Im April 2012 machte Stefan Effenberg seinen Trainerschein. Welche Ziele hatte er? Welche Träume? Wir haben ihn damals begleitet.
Diese Reportage erschien in der 11FREUNDE-Ausgabe #125 (April 2012)
Wenn es um Stefan Effenberg geht, dann geht es auch immer um den Finger. Es ist Freitagabend, in einer Stunde wird das Spiel zwischen Borussia Mönchengladbach und dem FC Bayern angepfiffen. Effenberg ist auf dem Weg zum Stadion, er wird für Sky an der Seite von Marcel Reif das Spiel kommentieren.
Effenberg sitzt auf dem Beifahrersitz, sein Kumpel Christian Hochstätter hinten. Der Verkehr staut sich, direkt neben dem Auto hält ein Bus, vollgepackt mit Fans in Schwarz-Weiß-Grün. Anderthalb Meter trennen Effenberg von ihnen. Würden sie ihn jetzt entdecken, würden sie entweder dem Spieler zujubeln, mit dem ihr Verein vor 17 Jahren seinen letzten Titel holte, den DFB-Pokal. Oder sie würden ihm, der vergangene Saison versucht hat, ihren Verein zu übernehmen, den Mittelfinger zeigen.
Egal war er nie
Stefan Effenberg war der beste Mittelfeldspieler seiner Generation. Und der einzige, der den deutschen Fans den Stinkefinger zeigte, 1994, bei der Weltmeisterschaft in den USA. Wenn es um ihn geht, dann gibt es seit zwanzig Jahren nur Daumen hoch oder Mittelfinger hoch. Bewunderung oder Hass. Nichts dazwischen. Egal war er nie.
Effenbergs Kopf ist halb in die Kapuze seiner Daunenjacke gerutscht, der Fellrand verdeckt das Gesicht. Draußen ist es kalt, das Gegröle der Fans im Bus hat die Scheiben beschlagen lassen. Niemand bemerkt Effenberg, das ist ihm ganz recht, denn unvorbereitete Situationen mag er nicht. Da macht er zu. Er sei, das sagen die Menschen, die ihn kennen, im Grunde ein schüchterner Mensch.
Man hört bei solchen Gesprächen überhaupt einige Adjektive, von denen man dachte, dass sie sich vom Namen Effenberg abstoßen wie die gleichen Pole zweier Magnete: umgänglich, höflich, bescheiden, nett, unprätentiös. Sie sind wie neue, nicht recht passende Teile in dem Effenberg-Puzzle, das man glaubte, blind zusammensetzen zu können: provokant, arrogant, ehrgeizig, peinlich, süchtig nach Aufmerksamkeit.
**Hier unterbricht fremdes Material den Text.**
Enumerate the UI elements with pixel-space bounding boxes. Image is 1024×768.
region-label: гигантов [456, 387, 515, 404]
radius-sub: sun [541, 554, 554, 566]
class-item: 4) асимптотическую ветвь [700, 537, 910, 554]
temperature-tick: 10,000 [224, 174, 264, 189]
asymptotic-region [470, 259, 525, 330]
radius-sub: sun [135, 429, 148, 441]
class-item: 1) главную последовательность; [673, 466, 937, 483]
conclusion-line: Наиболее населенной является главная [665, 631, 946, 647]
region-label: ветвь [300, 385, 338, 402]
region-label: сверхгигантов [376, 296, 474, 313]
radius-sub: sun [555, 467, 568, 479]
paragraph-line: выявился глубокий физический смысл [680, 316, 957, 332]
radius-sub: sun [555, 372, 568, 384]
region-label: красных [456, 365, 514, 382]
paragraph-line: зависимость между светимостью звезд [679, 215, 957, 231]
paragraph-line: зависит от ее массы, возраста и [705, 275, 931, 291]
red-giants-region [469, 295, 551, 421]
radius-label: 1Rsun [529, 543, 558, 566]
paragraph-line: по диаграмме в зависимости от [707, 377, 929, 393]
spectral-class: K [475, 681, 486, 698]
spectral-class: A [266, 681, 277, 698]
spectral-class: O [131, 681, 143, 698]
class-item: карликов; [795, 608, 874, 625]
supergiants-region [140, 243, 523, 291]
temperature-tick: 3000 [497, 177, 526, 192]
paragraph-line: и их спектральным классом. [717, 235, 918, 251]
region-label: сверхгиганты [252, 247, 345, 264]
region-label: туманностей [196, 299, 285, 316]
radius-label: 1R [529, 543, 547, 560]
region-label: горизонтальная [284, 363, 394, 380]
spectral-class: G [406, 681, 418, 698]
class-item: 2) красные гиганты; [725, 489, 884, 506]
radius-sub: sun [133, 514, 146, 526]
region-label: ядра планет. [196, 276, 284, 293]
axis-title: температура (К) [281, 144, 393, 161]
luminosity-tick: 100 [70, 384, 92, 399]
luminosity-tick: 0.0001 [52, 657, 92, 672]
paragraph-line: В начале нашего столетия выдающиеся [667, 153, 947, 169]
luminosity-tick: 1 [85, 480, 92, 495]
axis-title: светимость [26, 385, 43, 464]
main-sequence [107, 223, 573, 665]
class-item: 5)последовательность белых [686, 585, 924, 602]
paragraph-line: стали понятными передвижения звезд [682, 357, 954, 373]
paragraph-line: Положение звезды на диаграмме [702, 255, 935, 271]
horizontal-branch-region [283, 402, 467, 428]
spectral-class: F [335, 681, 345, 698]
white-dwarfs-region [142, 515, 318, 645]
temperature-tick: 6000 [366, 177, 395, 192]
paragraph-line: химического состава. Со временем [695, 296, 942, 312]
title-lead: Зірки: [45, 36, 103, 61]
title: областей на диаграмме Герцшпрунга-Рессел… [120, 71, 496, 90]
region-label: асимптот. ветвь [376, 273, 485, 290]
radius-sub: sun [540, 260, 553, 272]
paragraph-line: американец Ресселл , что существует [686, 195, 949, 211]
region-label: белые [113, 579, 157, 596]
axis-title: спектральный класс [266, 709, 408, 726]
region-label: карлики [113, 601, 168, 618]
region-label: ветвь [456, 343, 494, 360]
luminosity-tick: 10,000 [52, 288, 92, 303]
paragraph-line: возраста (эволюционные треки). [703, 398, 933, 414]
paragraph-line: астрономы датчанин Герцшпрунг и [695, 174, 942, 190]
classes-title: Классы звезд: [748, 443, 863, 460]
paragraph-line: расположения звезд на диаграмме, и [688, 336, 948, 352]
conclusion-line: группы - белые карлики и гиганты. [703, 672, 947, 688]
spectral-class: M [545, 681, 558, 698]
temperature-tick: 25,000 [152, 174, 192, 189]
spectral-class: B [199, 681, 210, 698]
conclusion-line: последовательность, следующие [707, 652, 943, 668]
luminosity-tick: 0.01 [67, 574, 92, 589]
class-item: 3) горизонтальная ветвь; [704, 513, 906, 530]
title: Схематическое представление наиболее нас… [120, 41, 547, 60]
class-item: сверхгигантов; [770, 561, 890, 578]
Der Stinkefinger, die Tigerfrisur, die Tattoos, die Tattoos seiner zweiten Frau, die Scheidung von der ersten, der Betrug mit einer dritten, sein Buch, die Fotokampagne zum Buch, zuletzt seine Kaperfahrt nach Mönchengladbach. Würde man nicht wissen, dass Stefan Effenberg der Sohn eines Hamburger Maurers ist, man würde einiges darauf verwetten, dass „Bild“ und Ed Hardy ihn erfunden haben.
Welcher Effenberg will da auf die Trainerbank?
Als Experte und Co-Kommentator bei Sky gehört Effenberg jetzt zu all den anderen Ex-Spielern und Trainern, die wie Satelliten um den Planeten Bundesliga kreisen und beständig in seine Richtung senden. In der Hoffnung, von dort ein Landesignal zu empfangen. In diesen Wochen macht er an der Hennes-Weisweiler-Akademie in Hennef seinen Fußballlehrerschein. Steht er ab April bereit für einen Trainerjob? „Theoretisch ja“, sagt er, „aber im April als Trainer anzufangen, bedeutet: Feuerwehrmann. Das bin ich definitiv nicht.“
Stefan Effenberg wird im April Opa und im Sommer 44 Jahre alt. Er will, daran lässt er keinen Zweifel, zurück in die Bundesliga. Aber welcher Effenberg will da auf die Trainerbank? Der Mittelfinger-Effe? Der Boulevard-Effe? Oder gibt es einen neuen Effenberg, mit dem Ehrgeiz und Siegeswillen des alten, aber ohne dessen Drang, es ständig allen zeigen zu wollen?